10. Method for preparing star polymers according to one of claims 1 to 9, in which the initial monomer concentration/OH function concentration ratio of the initiator is from 200/1 to 1/1.
11. Method for preparing star polymers according to claim 10, in which the initial monomer concentration/OH function concentration ratio of the initiator is from 100/1 to 2/1.
12. Method for preparing star polymers according to claim 11, in which the initial monomer concentration/OH function concentration ratio of the initiator is from 20/1 to 4/1.
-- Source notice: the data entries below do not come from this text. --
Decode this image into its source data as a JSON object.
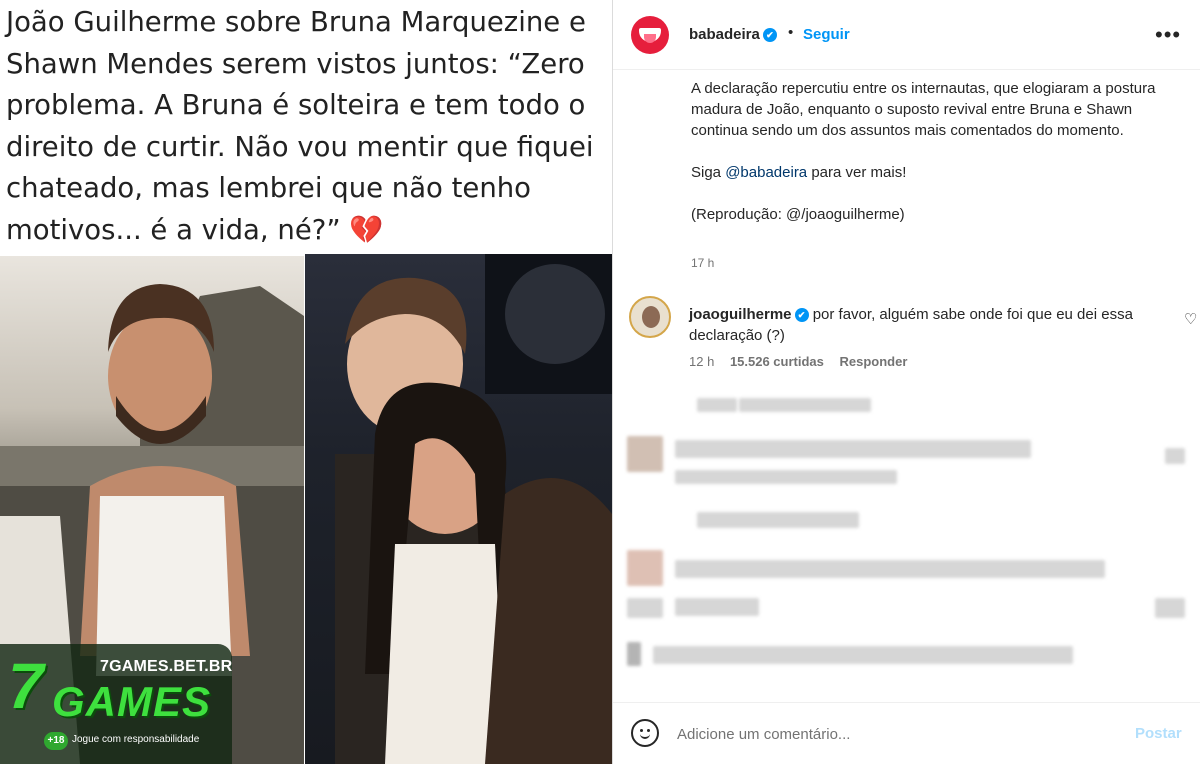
{
  "post_image": {
    "quote_text": "João Guilherme sobre Bruna Marquezine e Shawn Mendes serem vistos juntos: “Zero problema. A Bruna é solteira e tem todo o direito de curtir. Não vou mentir que fiquei chateado, mas lembrei que não tenho motivos... é a vida, né?” ",
    "quote_emoji": "💔",
    "sponsor": {
      "site": "7GAMES.BET.BR",
      "logo_numeral": "7",
      "logo_word": "GAMES",
      "age_rating": "+18",
      "tagline": "Jogue com responsabilidade"
    }
  },
  "header": {
    "username": "babadeira",
    "verified_icon": "✔",
    "separator": "•",
    "follow_label": "Seguir",
    "more_icon": "•••"
  },
  "caption": {
    "paragraph_1": "A declaração repercutiu entre os internautas, que elogiaram a postura madura de João, enquanto o suposto revival entre Bruna e Shawn continua sendo um dos assuntos mais comentados do momento.",
    "follow_prefix": "Siga ",
    "follow_mention": "@babadeira",
    "follow_suffix": " para ver mais!",
    "credit": "(Reprodução: @/joaoguilherme)",
    "time": "17 h"
  },
  "comment": {
    "username": "joaoguilherme",
    "text": " por favor, alguém sabe onde foi que eu dei essa declaração (?)",
    "time": "12 h",
    "likes": "15.526 curtidas",
    "reply_label": "Responder",
    "like_icon": "♡"
  },
  "footer": {
    "placeholder": "Adicione um comentário...",
    "post_label": "Postar"
  },
  "colors": {
    "accent": "#0095f6",
    "brand_red": "#e61e3c",
    "sponsor_green": "#3ee03e"
  }
}
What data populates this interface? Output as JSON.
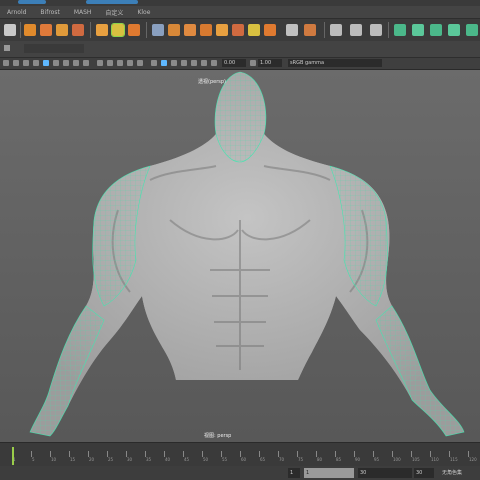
{
  "menubar": {
    "items": [
      "Arnold",
      "Bifrost",
      "MASH",
      "自定义",
      "Kloe"
    ]
  },
  "status": {
    "layer_field": "",
    "search_placeholder": ""
  },
  "panel_toolbar": {
    "value_left": "0.00",
    "value_right": "1.00",
    "color_space": "sRGB gamma"
  },
  "viewport": {
    "top_label": "透视(persp)",
    "bottom_label": "视图: persp"
  },
  "timeline": {
    "ticks": [
      "1",
      "5",
      "10",
      "15",
      "20",
      "25",
      "30",
      "35",
      "40",
      "45",
      "50",
      "55",
      "60",
      "65",
      "70",
      "75",
      "80",
      "85",
      "90",
      "95",
      "100",
      "105",
      "110",
      "115",
      "120"
    ]
  },
  "range": {
    "start": "1",
    "min_start": "1",
    "end": "30",
    "max_end": "30",
    "charset": "无角色集"
  },
  "colors": {
    "wire": "#3fe8b0",
    "skin": "#b8b8b8",
    "accent": "#3c7fb8"
  }
}
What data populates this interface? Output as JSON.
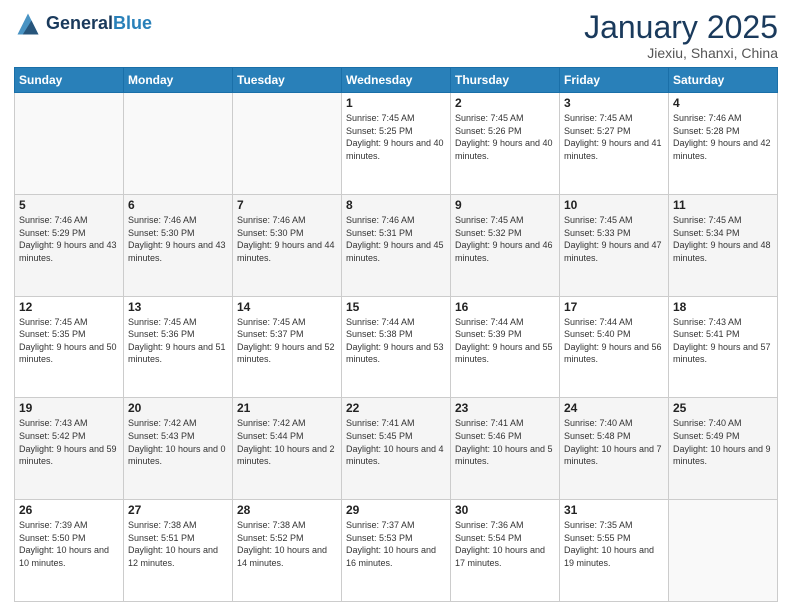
{
  "header": {
    "logo_line1": "General",
    "logo_line2": "Blue",
    "month_title": "January 2025",
    "location": "Jiexiu, Shanxi, China"
  },
  "days_of_week": [
    "Sunday",
    "Monday",
    "Tuesday",
    "Wednesday",
    "Thursday",
    "Friday",
    "Saturday"
  ],
  "weeks": [
    [
      {
        "day": "",
        "info": ""
      },
      {
        "day": "",
        "info": ""
      },
      {
        "day": "",
        "info": ""
      },
      {
        "day": "1",
        "info": "Sunrise: 7:45 AM\nSunset: 5:25 PM\nDaylight: 9 hours\nand 40 minutes."
      },
      {
        "day": "2",
        "info": "Sunrise: 7:45 AM\nSunset: 5:26 PM\nDaylight: 9 hours\nand 40 minutes."
      },
      {
        "day": "3",
        "info": "Sunrise: 7:45 AM\nSunset: 5:27 PM\nDaylight: 9 hours\nand 41 minutes."
      },
      {
        "day": "4",
        "info": "Sunrise: 7:46 AM\nSunset: 5:28 PM\nDaylight: 9 hours\nand 42 minutes."
      }
    ],
    [
      {
        "day": "5",
        "info": "Sunrise: 7:46 AM\nSunset: 5:29 PM\nDaylight: 9 hours\nand 43 minutes."
      },
      {
        "day": "6",
        "info": "Sunrise: 7:46 AM\nSunset: 5:30 PM\nDaylight: 9 hours\nand 43 minutes."
      },
      {
        "day": "7",
        "info": "Sunrise: 7:46 AM\nSunset: 5:30 PM\nDaylight: 9 hours\nand 44 minutes."
      },
      {
        "day": "8",
        "info": "Sunrise: 7:46 AM\nSunset: 5:31 PM\nDaylight: 9 hours\nand 45 minutes."
      },
      {
        "day": "9",
        "info": "Sunrise: 7:45 AM\nSunset: 5:32 PM\nDaylight: 9 hours\nand 46 minutes."
      },
      {
        "day": "10",
        "info": "Sunrise: 7:45 AM\nSunset: 5:33 PM\nDaylight: 9 hours\nand 47 minutes."
      },
      {
        "day": "11",
        "info": "Sunrise: 7:45 AM\nSunset: 5:34 PM\nDaylight: 9 hours\nand 48 minutes."
      }
    ],
    [
      {
        "day": "12",
        "info": "Sunrise: 7:45 AM\nSunset: 5:35 PM\nDaylight: 9 hours\nand 50 minutes."
      },
      {
        "day": "13",
        "info": "Sunrise: 7:45 AM\nSunset: 5:36 PM\nDaylight: 9 hours\nand 51 minutes."
      },
      {
        "day": "14",
        "info": "Sunrise: 7:45 AM\nSunset: 5:37 PM\nDaylight: 9 hours\nand 52 minutes."
      },
      {
        "day": "15",
        "info": "Sunrise: 7:44 AM\nSunset: 5:38 PM\nDaylight: 9 hours\nand 53 minutes."
      },
      {
        "day": "16",
        "info": "Sunrise: 7:44 AM\nSunset: 5:39 PM\nDaylight: 9 hours\nand 55 minutes."
      },
      {
        "day": "17",
        "info": "Sunrise: 7:44 AM\nSunset: 5:40 PM\nDaylight: 9 hours\nand 56 minutes."
      },
      {
        "day": "18",
        "info": "Sunrise: 7:43 AM\nSunset: 5:41 PM\nDaylight: 9 hours\nand 57 minutes."
      }
    ],
    [
      {
        "day": "19",
        "info": "Sunrise: 7:43 AM\nSunset: 5:42 PM\nDaylight: 9 hours\nand 59 minutes."
      },
      {
        "day": "20",
        "info": "Sunrise: 7:42 AM\nSunset: 5:43 PM\nDaylight: 10 hours\nand 0 minutes."
      },
      {
        "day": "21",
        "info": "Sunrise: 7:42 AM\nSunset: 5:44 PM\nDaylight: 10 hours\nand 2 minutes."
      },
      {
        "day": "22",
        "info": "Sunrise: 7:41 AM\nSunset: 5:45 PM\nDaylight: 10 hours\nand 4 minutes."
      },
      {
        "day": "23",
        "info": "Sunrise: 7:41 AM\nSunset: 5:46 PM\nDaylight: 10 hours\nand 5 minutes."
      },
      {
        "day": "24",
        "info": "Sunrise: 7:40 AM\nSunset: 5:48 PM\nDaylight: 10 hours\nand 7 minutes."
      },
      {
        "day": "25",
        "info": "Sunrise: 7:40 AM\nSunset: 5:49 PM\nDaylight: 10 hours\nand 9 minutes."
      }
    ],
    [
      {
        "day": "26",
        "info": "Sunrise: 7:39 AM\nSunset: 5:50 PM\nDaylight: 10 hours\nand 10 minutes."
      },
      {
        "day": "27",
        "info": "Sunrise: 7:38 AM\nSunset: 5:51 PM\nDaylight: 10 hours\nand 12 minutes."
      },
      {
        "day": "28",
        "info": "Sunrise: 7:38 AM\nSunset: 5:52 PM\nDaylight: 10 hours\nand 14 minutes."
      },
      {
        "day": "29",
        "info": "Sunrise: 7:37 AM\nSunset: 5:53 PM\nDaylight: 10 hours\nand 16 minutes."
      },
      {
        "day": "30",
        "info": "Sunrise: 7:36 AM\nSunset: 5:54 PM\nDaylight: 10 hours\nand 17 minutes."
      },
      {
        "day": "31",
        "info": "Sunrise: 7:35 AM\nSunset: 5:55 PM\nDaylight: 10 hours\nand 19 minutes."
      },
      {
        "day": "",
        "info": ""
      }
    ]
  ]
}
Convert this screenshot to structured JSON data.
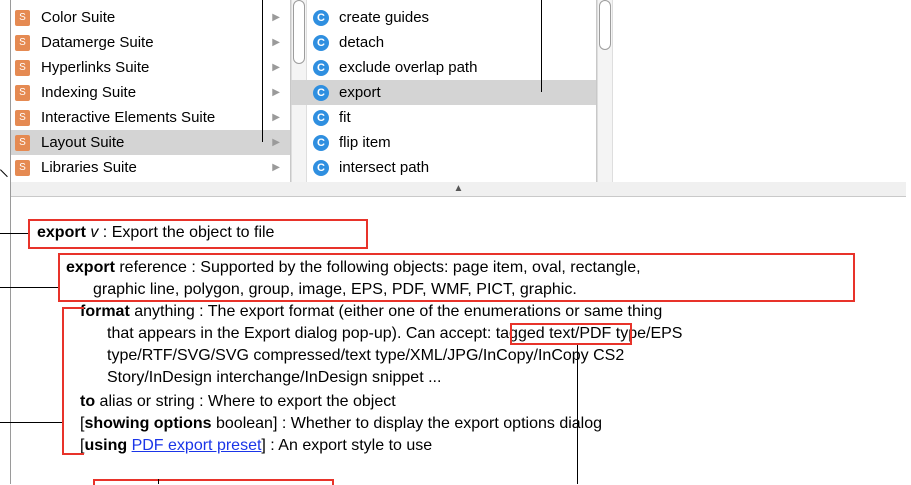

13. Method for preparing star polymers according to one of claims 1 to 12, in which the initial catalyst concentration/OH function concentration ratio of the initiator is from 0.1 to 20.
14. Method for preparing star polymers according to claim 13, in which the initial catalyst concentration/OH function concentration ratio of the initiator is from 0.2 to 10.
15. Method for preparing star polymers according to claim 14, in which the initial catalyst concentration/OH function concentration ratio of the initiator is from 0.3 to 6.